Park roads are public highways, and traffic laws apply. The speed limit is 15 mph unless otherwise posted. Use caution when pedestrians, bicyclists, and children are present and decrease speed as appropriate. Passengers should not ride in the beds of pick-up trucks (including those with camper shells) or hang on car sides.

Quiet hours are from 10 p.m. to 6 a.m. 

Generator operation hours are from 10 a.m. to 8 p.m.

Noise from radios and other devices must not be perceptible beyond your immediate campsite, regardless of the time of day or night. All amplified music must be off by 10 p.m.

Alcohol consumption is permitted by those 21 years of age or older. Glass containers are not allowed beyond your campsite or on the beach.

Ropes, lines, swings, or hammocks may not be fastened to any plant, fence, or park structure. Attach wires to your property only.

Bicycles are allowed only on marked trails. Bicycle riders under age 18 must wear a helmet. Bikes ridden after dark must have a light.

Firearms/weapons or hunting are not allowed. Possession of loaded firearms and air rifles is prohibited. This includes anything that shoots a projectile—including but not limited to, arrows, pellets, bbs or paintballs.

Fires are allowed only in fire rings or camp stoves and are not permitted on the beach. Do not gather firewood in the park. You may purchase wood from the camp hosts. All fireworks are prohibited.

Educational and interpretative programs are offered for the public and school groups. 

Park plants, artifacts, and animals are protected. Tidepool animals are fragile and need your help to protect them. Touch animals gently and leave them where you find them.

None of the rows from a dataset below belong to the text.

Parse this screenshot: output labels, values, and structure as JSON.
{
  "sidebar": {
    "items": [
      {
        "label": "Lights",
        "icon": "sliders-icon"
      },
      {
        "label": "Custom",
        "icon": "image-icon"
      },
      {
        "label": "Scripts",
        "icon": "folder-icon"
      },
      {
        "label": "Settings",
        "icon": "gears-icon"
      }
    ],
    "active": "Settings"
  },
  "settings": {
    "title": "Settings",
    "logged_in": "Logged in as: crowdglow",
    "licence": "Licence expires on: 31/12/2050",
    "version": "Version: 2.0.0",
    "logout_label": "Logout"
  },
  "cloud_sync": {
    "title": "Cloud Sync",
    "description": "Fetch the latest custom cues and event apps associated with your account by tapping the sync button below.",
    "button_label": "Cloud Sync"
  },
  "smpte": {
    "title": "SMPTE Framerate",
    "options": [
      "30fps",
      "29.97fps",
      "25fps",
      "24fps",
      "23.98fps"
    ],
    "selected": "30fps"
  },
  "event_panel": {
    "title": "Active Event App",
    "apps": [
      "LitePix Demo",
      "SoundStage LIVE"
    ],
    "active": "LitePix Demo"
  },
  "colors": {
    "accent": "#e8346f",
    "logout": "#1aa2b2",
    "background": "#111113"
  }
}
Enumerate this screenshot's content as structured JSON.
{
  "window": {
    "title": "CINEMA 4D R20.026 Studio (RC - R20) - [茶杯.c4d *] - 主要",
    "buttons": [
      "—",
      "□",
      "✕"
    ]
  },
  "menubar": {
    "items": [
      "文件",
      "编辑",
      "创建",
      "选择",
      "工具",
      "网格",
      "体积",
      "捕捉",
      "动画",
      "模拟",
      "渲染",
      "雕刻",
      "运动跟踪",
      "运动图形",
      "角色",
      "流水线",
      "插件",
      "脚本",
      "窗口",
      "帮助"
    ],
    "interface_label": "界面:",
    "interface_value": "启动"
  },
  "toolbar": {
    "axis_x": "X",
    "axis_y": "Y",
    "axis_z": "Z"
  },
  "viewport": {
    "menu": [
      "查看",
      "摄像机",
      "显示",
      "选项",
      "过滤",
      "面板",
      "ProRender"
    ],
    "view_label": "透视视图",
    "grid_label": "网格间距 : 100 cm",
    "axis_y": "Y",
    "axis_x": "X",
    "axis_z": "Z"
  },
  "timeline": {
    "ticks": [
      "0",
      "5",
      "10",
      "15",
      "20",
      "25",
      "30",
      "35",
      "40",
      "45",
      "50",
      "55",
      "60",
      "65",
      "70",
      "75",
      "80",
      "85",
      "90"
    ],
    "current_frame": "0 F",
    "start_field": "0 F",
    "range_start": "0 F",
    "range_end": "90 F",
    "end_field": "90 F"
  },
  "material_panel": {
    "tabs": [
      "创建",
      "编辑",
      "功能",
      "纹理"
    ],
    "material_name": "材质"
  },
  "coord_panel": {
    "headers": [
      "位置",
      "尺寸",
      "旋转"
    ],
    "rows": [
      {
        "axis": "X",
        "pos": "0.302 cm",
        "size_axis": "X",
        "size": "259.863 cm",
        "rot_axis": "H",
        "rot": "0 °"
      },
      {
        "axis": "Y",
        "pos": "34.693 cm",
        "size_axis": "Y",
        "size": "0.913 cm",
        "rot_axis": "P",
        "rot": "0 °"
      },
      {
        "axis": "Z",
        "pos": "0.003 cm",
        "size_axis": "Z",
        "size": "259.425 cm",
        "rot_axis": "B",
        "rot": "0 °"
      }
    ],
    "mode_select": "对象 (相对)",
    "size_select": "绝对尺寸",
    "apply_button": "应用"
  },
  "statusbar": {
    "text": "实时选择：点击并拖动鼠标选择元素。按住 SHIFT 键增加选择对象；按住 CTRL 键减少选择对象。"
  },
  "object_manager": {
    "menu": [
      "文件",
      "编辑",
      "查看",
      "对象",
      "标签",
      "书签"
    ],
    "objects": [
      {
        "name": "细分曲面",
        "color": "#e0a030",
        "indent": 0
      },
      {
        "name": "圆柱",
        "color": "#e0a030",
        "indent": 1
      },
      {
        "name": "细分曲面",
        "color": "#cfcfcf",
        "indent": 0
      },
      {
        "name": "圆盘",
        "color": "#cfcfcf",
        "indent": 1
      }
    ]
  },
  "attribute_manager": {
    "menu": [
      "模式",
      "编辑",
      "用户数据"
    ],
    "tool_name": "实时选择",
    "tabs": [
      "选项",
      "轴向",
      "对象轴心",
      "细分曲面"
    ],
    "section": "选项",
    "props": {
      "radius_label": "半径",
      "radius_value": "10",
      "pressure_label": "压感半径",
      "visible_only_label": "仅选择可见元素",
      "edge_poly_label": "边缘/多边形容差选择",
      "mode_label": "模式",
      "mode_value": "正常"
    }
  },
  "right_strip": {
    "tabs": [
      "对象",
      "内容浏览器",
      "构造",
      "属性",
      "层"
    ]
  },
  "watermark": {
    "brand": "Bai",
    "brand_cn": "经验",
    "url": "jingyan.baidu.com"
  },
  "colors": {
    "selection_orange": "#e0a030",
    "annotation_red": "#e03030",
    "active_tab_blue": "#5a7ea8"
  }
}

A Final Note About Point Mugu Camping

Camping in Point Mugu State Park is an incredible experience, no matter how you like to camp. It is a unique park with views for days and wildlife so abundant you’ll remember it for a lifetime.

This state park offers numerous camping opportunities. You can choose a spot at the family or group campground. If you’re more adventurous, pitch your tent at a primitive or hike campsites.

Bring your RV up to 31feet in length and enjoy access and a dump station. At the visitor’s center, check out the list of programs to learn more about habitat and area.

I strongly recommend calling and speaking with a ranger to get your camping trip set up. A ranger can alert you to current park conditions, help you choose the best trails and activities for your family, and get you all set with a campsite reservation. 

To camp in Point Mugu State Park is a beautiful gift. So get planning! Start your gear list or get that RV all set to hit the road. The mountains are calling, and the park is waiting for you.